In narrow-band transmittance filters the phase could have significant variations but the effect is limited to a narrow band.
EXAMPLE OF APPLICATION TO A TELESCOPE
An example of the effect that a broad-band mirror can induce in a telescope (TMA with intermediate focal plane) is analyzed using the 46-layer mirror of Fig 4 for the small folding mirror before the focal plane. This type of telescope is largely used in space instrumentation, as for instance for the IRS and FCI instruments19 of MTG (Meteosat Third Generation). However, it is important to clarify that the mentioned instruments do not make use of such specific coating that is considered here just as an example.
The clear optical aperture of the folding mirror has a diameter of 30 mm and the mirror is placed in the exit pupil position of the telescope.

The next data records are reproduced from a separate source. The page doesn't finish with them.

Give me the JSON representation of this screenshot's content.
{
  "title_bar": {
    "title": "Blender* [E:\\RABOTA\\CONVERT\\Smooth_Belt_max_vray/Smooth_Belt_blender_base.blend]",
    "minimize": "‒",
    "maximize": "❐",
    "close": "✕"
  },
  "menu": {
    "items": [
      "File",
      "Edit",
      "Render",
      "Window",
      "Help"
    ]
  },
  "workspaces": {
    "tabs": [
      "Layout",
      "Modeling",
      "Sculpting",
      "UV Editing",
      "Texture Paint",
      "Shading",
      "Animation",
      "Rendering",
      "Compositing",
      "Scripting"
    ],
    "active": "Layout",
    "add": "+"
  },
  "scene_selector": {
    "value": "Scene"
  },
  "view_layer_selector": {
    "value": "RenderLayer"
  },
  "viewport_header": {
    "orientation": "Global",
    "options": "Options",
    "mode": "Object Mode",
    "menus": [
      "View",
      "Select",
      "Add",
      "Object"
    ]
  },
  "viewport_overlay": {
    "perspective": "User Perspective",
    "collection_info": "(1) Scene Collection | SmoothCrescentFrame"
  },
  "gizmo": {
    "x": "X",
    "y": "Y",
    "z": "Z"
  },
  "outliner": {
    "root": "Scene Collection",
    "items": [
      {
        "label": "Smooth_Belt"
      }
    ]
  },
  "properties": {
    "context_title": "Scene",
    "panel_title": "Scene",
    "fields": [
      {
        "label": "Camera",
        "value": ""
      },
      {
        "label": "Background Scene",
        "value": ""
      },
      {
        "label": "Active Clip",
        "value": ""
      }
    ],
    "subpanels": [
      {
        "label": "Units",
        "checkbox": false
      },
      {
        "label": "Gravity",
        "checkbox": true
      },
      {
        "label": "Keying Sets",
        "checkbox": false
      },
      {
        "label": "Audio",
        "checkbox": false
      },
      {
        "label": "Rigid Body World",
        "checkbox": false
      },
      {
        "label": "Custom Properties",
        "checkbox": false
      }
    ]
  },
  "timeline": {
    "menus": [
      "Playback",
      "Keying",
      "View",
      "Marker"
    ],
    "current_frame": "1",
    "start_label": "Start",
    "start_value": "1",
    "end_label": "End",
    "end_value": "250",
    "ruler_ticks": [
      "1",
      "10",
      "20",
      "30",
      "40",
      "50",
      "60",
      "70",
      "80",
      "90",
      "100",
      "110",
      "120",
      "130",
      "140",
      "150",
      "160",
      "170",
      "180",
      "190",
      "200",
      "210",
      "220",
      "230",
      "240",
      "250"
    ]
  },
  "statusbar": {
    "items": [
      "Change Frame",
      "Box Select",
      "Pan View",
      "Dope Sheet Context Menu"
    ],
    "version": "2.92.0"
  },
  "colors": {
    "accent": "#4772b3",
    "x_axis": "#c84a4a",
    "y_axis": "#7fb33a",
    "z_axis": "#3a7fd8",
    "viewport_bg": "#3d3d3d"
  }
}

The layout is shown in Fig 8 and the wavefront maps obtained with a uniform coating and a coating with a non-uniformity of 2% over the radius are shown in Fig 9 (graphics by Zemax20).
The nominal image quality of the telescope assuming the ideal coating is diffraction limited, as can be seen from the MTF (Modulation Transfer Function) plot in Fig 10a. A Nyquist frequency of 50 cycles/mm has been considered assuming a typical detector pixel size of 10 μm.
If a non-uniform coating (2% uniformity error) is considered for the folding mirror (Fig 10b) and all the other optical elements are considered as nominal, the drop of MTF is substantial (MTF slightly above 0.4 at Nyquist). The image degradation is most likely not acceptable for typical space applications once all the manufacturing and alignment of the other optical elements are included. In fact the typical system MTF requirement, for a space optical instrument, ask for a value higher than 0.2 at Nyquist. This implies that the MTF of the optics including manufacturing and alignment errors need to be at least 0.5 at Nyquist.
It is important to remark that the mirrors M1, M2 and M3 are aspherical and larger than the “simple” flat folding mirror and therefore at first sight they could be considered as the most critical elements of the telescope. This example shows that even simple elements might hide problems and, if the coating effect is not properly considered, there could be unexpected inconveniences.
In optical coatings based on interference phenomena, the role of the phase of the reflected and transmitted beams is crucial. Nevertheless only a few early works were dedicated to the effects that a variation of phase can induce on the reflected and transmitted wavefront. The compensation of the wavefront distortion caused by non-uniform coating thickness and the procedures to minimize the phase slope as function of wavelength are gaining attention because a detailed analysis helps to prevent negative effects in the optical systems.
The thin-film optical design software available nowadays allows the optimization of the phase behavior using mathematical methods. Methods of synthesis and refining are very efficient but often the result is a coating design with many layers having all different thicknesses, and often rather sensitive to manufacturing errors.
In this work a number of simple examples are reported to illustrate how, in several cases, coatings with a limited number of layers are useful for the wavefront control. Even though some less stringent requirements should be accepted on the reflected or transmitted intensity, the attention to the wavefront behavior could avoid unacceptable distortions by simply acting on few parameters in the classical coating design.